Australia’s greatest marketer (he’s from New Zealand) Andy Lark, says, marketing is just a crutch for bad product these days

Ring any bells?

But if DoH is going to persist with renaming things as a means of achieving change they should at least take a leaf from the Pharma industry and come up with some really aspirational stuff like the Pharmas always do for their big drug trials. Im sure the no one would mind if DoH borrowed say HOPE or COURAGE for the PCEHR , for instance. For the new NEHTA maybe RENAISSANCE (sticking with the ‘hope’ theme), for PHNs, AWESOME of course (which GPs generally are) and for ePIP maybe EPIC or even VICTORY (as it’s the only program that seems to have actually worked over the years). We could even rename the Federal health minister Sussan Ley BATMAN if we wanted to really get into the swing of things. Those Pharmas really know their marketing.


At the end of the day this renaming stuff really has a ‘same dog different fleas’ feel to it. According to DoH  of course the changing of the fleas is really the big deal here. Take NEHTA for instance.
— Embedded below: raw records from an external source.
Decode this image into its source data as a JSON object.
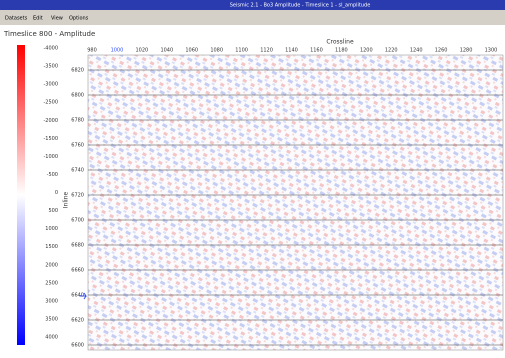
{
  "window": {
    "title": "Seismic 2.1 - Bo3 Amplitude - Timeslice 1 - sl_amplitude"
  },
  "menu": [
    "Datasets",
    "Edit",
    "View",
    "Options"
  ],
  "panel": {
    "title": "Timeslice 800 - Amplitude",
    "colorbar_labels": [
      "-4000",
      "-3500",
      "-3000",
      "-2500",
      "-2000",
      "-1500",
      "-1000",
      "-500",
      "0",
      "500",
      "1000",
      "1500",
      "2000",
      "2500",
      "3000",
      "3500",
      "4000"
    ],
    "x_axis": {
      "label": "Crossline",
      "ticks": [
        "980",
        "1000",
        "1020",
        "1040",
        "1060",
        "1080",
        "1100",
        "1120",
        "1140",
        "1160",
        "1180",
        "1200",
        "1220",
        "1240",
        "1260",
        "1280",
        "1300"
      ]
    },
    "y_axis": {
      "label": "Inline",
      "ticks": [
        "6820",
        "6800",
        "6780",
        "6760",
        "6740",
        "6720",
        "6700",
        "6680",
        "6660",
        "6640",
        "6620",
        "6600"
      ]
    }
  }
}
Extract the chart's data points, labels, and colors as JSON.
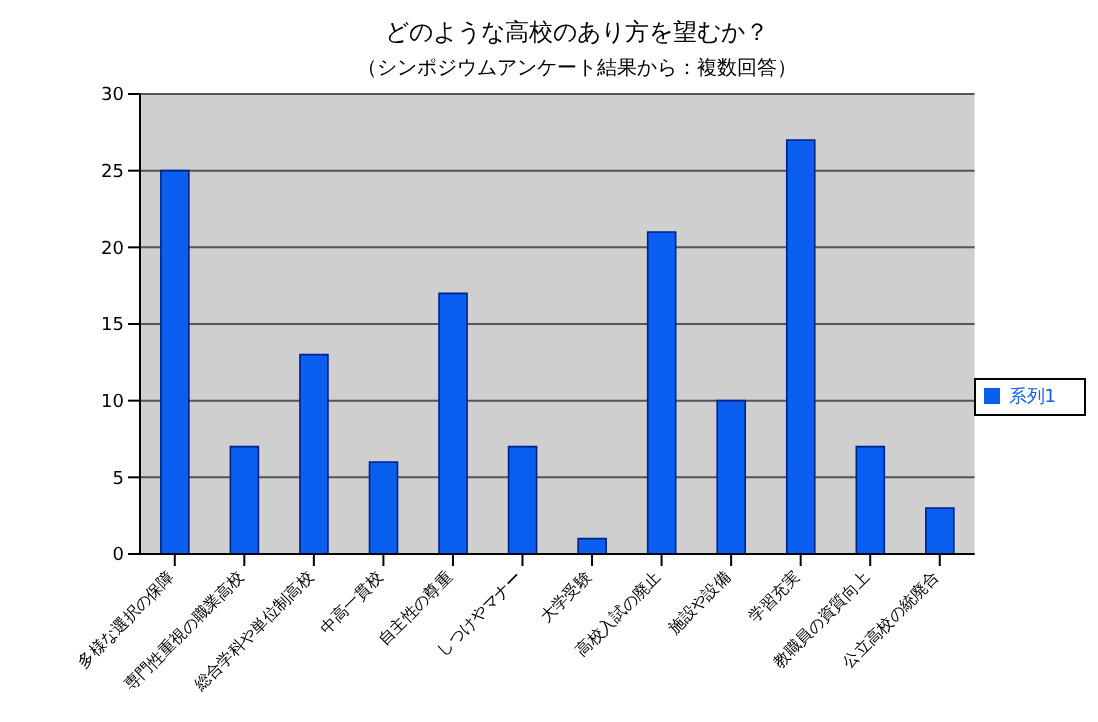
{
  "chart_data": {
    "type": "bar",
    "title": "どのような高校のあり方を望むか？",
    "subtitle": "（シンポジウムアンケート結果から：複数回答）",
    "categories": [
      "多様な選択の保障",
      "専門性重視の職業高校",
      "総合学科や単位制高校",
      "中高一貫校",
      "自主性の尊重",
      "しつけやマナー",
      "大学受験",
      "高校入試の廃止",
      "施設や設備",
      "学習充実",
      "教職員の資質向上",
      "公立高校の統廃合"
    ],
    "series": [
      {
        "name": "系列1",
        "color": "#0a5ef0",
        "values": [
          25,
          7,
          13,
          6,
          17,
          7,
          1,
          21,
          10,
          27,
          7,
          3
        ]
      }
    ],
    "ylim": [
      0,
      30
    ],
    "yticks": [
      0,
      5,
      10,
      15,
      20,
      25,
      30
    ],
    "grid": "y",
    "legend": "right"
  }
}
They are changing from mostly  government based fleas to a mix of private sector and government fleas when they start ADHA. They have an interesting new Chairflea in Jim Birch (although he was on the NEHTA board) who is determined to get a great CEO flea on board.

Even the effervescent Dr David Moore on his health IT Blog has some optimism in this respect. In a recent post he suggests that while the new flea line up is missing private sector e-Health and clinical flea expertise,  “the last hope is the quality and experience of the CEO – who is yet to be appointed. An inspired choice could make all the difference – time will tell! I note … the new chair says he is said to be ‘utterly committed’ to making the myHR work. Given it needs to be scrapped, or at least fundamentally re-designed so as to be unrecognisable from what we have now, that will be quite a trick, but he had to say that to get the job I bet! “

I don’t think anyone really cares if we call all these DoH dogs Fido or Nigel, we just want someone to make it all work please (and care that it works as Mr Lark suggests). That is the only thing that will get your brand names feeling and looking good, evil person who resides deep in the bowels of DoH. Changing names is and old trick (for old dogs).

Stop it now please and focus on the product and service.

PS. If I got any of these acronyms wrong or the function of a department or agency, please don’t write in.  Who could blame me?